Even though these may be primarily "disagreements among atheists," the Bible will be part of the "go-to" material for the discussion. In Lataster's article I found the following item curious. He writes, “The Pauline Epistles, however, overwhelmingly support the 'celestial Jesus' theory, particularly with the passage indicating that demons killed Jesus, and would not have done so if they knew who he was (see: 1 Corinthians 2:6-10).”
The referenced text is:
1 Corinthians 2:6-10 Howbeit we speak wisdom among them that are perfect: yet not the wisdom of this world, nor of the princes of this world, that come to nought: But we speak the wisdom of God in a mystery, even the hidden wisdom, which God ordained before the world unto our glory: Which none of the princes of this world knew: for had they known it, they would not have crucified the Lord of glory.
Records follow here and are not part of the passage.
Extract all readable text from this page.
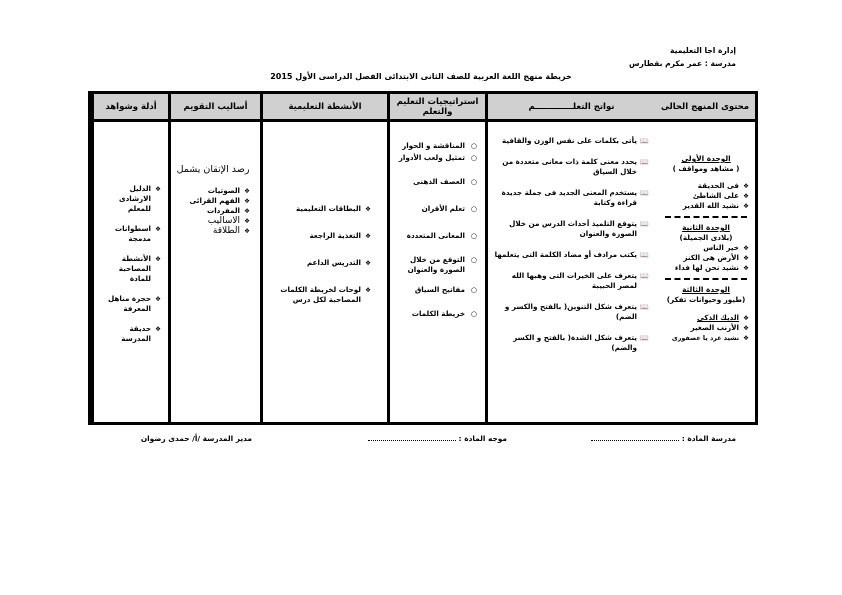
إدارة اجا التعليمية
مدرسة : عمر مكرم بقطارس
خريطة منهج اللغة العربية للصف الثانى الابتدائى الفصل الدراسى الأول 2015
محتوى المنهج الحالى
نواتج التعلـــــــــــــم
استراتيجيات التعليم والتعلم
الأنشطة التعليمية
أساليب التقويم
أدلة وشواهد
الوحدة الأولى
( مشاهد ومواقف )
❖ فى الحديقة
❖ على الشاطئ
❖ نشيد الله القدير
الوحدة الثانية
(بلادى الجميلة)
❖ خير الناس
❖ الأرض هى الكنز
❖ نشيد نحن لها فداء
الوحدة الثالثة
(طيور وحيوانات تفكر)
❖ الديك الذكى
❖ الأرنب الصغير
❖ نشيد غرد يا عصفورى
📖 يأتى بكلمات على نفس الوزن والقافية
📖 يحدد معنى كلمة ذات معانى متعددة من خلال السياق
📖 يستخدم المعنى الجديد فى جملة جديدة قراءة وكتابة
📖 يتوقع التلميذ أحداث الدرس من خلال الصورة والعنوان
📖 يكتب مرادف أو مضاد الكلمة التى يتعلمها
📖 يتعرف على الخيرات التى وهبها الله لمصر الحبيبة
📖 يتعرف شكل التنوين( بالفتح والكسر و الضم)
📖 يتعرف شكل الشدة( بالفتح و الكسر والضم)
○ المناقشة و الحوار
○ تمثيل ولعب الأدوار
○ العصف الذهنى
○ تعلم الأقران
○ المعانى المتعددة
○ التوقع من خلال الصورة والعنوان
○ مفاتيح السياق
○ خريطة الكلمات
❖ البطاقات التعليمية
❖ التغذية الراجعة
❖ التدريس الداعم
❖ لوحات لخريطة الكلمات المصاحبة لكل درس
رصد الإتقان يشمل
❖ الصوتيات
❖ الفهم القرائى
❖ المفردات
❖ الاساليب
❖ الطلاقة
❖ الدليل الارشادى للمعلم
❖ اسطوانات مدمجة
❖ الأنشطة المصاحبة للمادة
❖ حجرة مناهل المعرفة
❖ حديقة المدرسة
مدرسة المادة :
موجه المادة :
مدير المدرسة /أ/ حمدى رضوان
But as it is written, Eye hath not seen, nor ear heard, neither have entered into the heart of man, the things which God hath prepared for them that love him. But God hath revealed them unto us by his Spirit: for the Spirit searcheth all things, yea, the deep things of God.I'm not sure whether Lataster's conclusion is a matter of misunderstanding the Bible, or deliberately misinterpreting it to fit a preconceived idea. While it is true that Satan is called the prince of this world (singular), no spiritual beings are in view in Paul's context in I Corinthians chapter 2. He speaks of the wisdom of men, the wisdom of this world and the wisdome of the princes of this world in contrast to the wisdom of God. Had the princes of the world recognized Jesus as the Son of God -- as did Peter, James & John, for example -- they would not have crucified Him.
"Humans – the murderers according to the Gospels – of course would still have killed Jesus, knowing full well that his death results in their salvation, and the defeat of the evil spirits," say Lataster. I've never heard such a novel interpretation as this in all my days. But I guess this was the best he could come up with in Paul's writings to “overwhelmingly support the 'celestial Jesus' theory.”
Don't believe it if you don't want to, but at least try to interact with what the text says.